There are several types of database connectors that you can connect to your CARTO account.

As an example, this code snippets imports data from a Hive table into CARTO:

  from carto.datasets import DatasetManager

  dataset_manager = DatasetManager(auth_client)

  connection = {
    "connector": {
      "provider": "hive",
      "connection": {
        "server": "YOUR_SERVER_IP",
        "database": "default",
        "username": "YOUR_USER_NAME",
        "password": "YOUR_PASSWORD"
      },
      "schema": "default",
      "table": "YOUR_HIVE_TABLE"
    }
  }

  table = dataset_manager.create(None, None, connection=connection)

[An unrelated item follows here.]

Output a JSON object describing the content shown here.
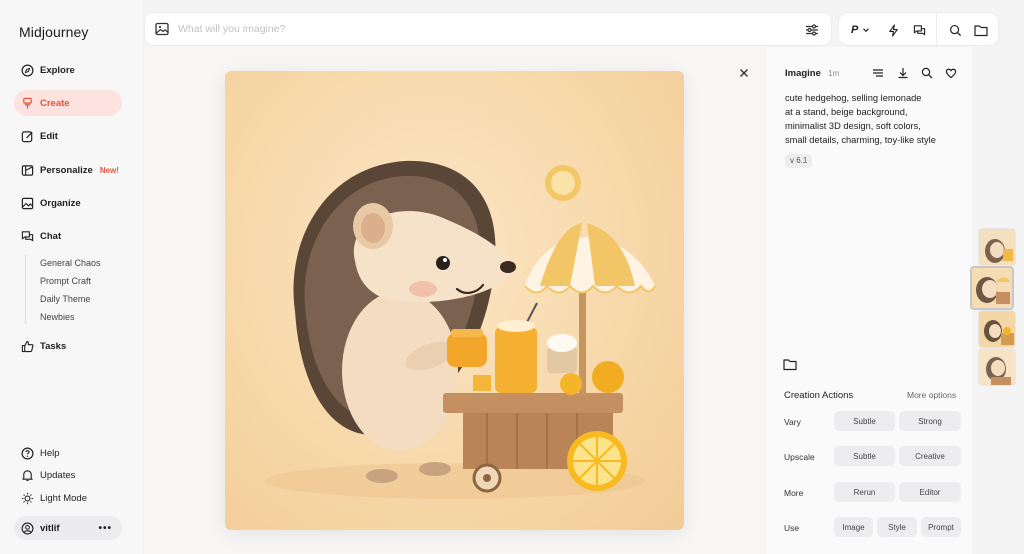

You still can configure a sync external database connector, by providing the interval parameter:

  table = dataset_manager.create(None, 900, connection=connection)

DatasetManager vs FileImportJobManager and SyncTableJobManager

The DatasetManager is conceptually different from both FileImportJobManager and SyncTableJobManager. These later ones are JobManagers, that means that they create and return a job using the CARTO Import API. It’s responsibility of the developer to check the state of the job to know whether the dataset import job is completed, or has failed, errored, etc.

As an example, this code snippet uses the FileImportJobManager to create an import job:

  # write here the URL for the dataset or the path to a local file (local to the server...)
  LOCAL_FILE_OR_URL = "https://academy.cartodb.com/d/tornadoes.zip"

  file_import_manager = FileImportJobManager(auth_client)
  file_import = file_import_manager.create(LOCAL_FILE_OR_URL)

  # return the id of the import
  file_id = file_import.get_id()

  file_import.run()
  while(file_import.state != "complete" and file_import.state != "created"
              and file_import.state != "success"):
      time.sleep(5)
      file_import.refresh()
      if (file_import.state == 'failure'):
          print('The error code is: ' + str(file_import))
          break

Note that with the FileImportJobManager we are creating an import job and we check the state of the job.

On the other hand the DatasetManager is an utility class that works at the level of Dataset. It creates and returns a Dataset instance. Internally, it uses a FileImportJobManager or a SyncTableJobManager depending on the parameters received and is able to automatically check the state of the job it creates to properly return a Dataset instance once the job finishes successfully or a CartoException in any other case.

As an example, this code snippet uses the DatasetManager to create a dataset:

  # write here the path to a local file (local to the server...) or remote URL
  LOCAL_FILE_OR_URL = "https://academy.cartodb.com/d/tornadoes.zip"

  # to use the DatasetManager you need an enterprise account
  auth_client = APIKeyAuthClient(BASE_URL, API_KEY)

  dataset_manager = DatasetManager(auth_client)
  dataset = dataset_manager.create(LOCAL_FILE_OR_URL)

  # the create method will wait up to 10 minutes until the dataset is uploaded.

In this case, you don’t have to check the state of the import job, since it’s done automatically by the DatasetManager. On the other hand, you get a Dataset instance as a result, instead of a FileImportJob instance.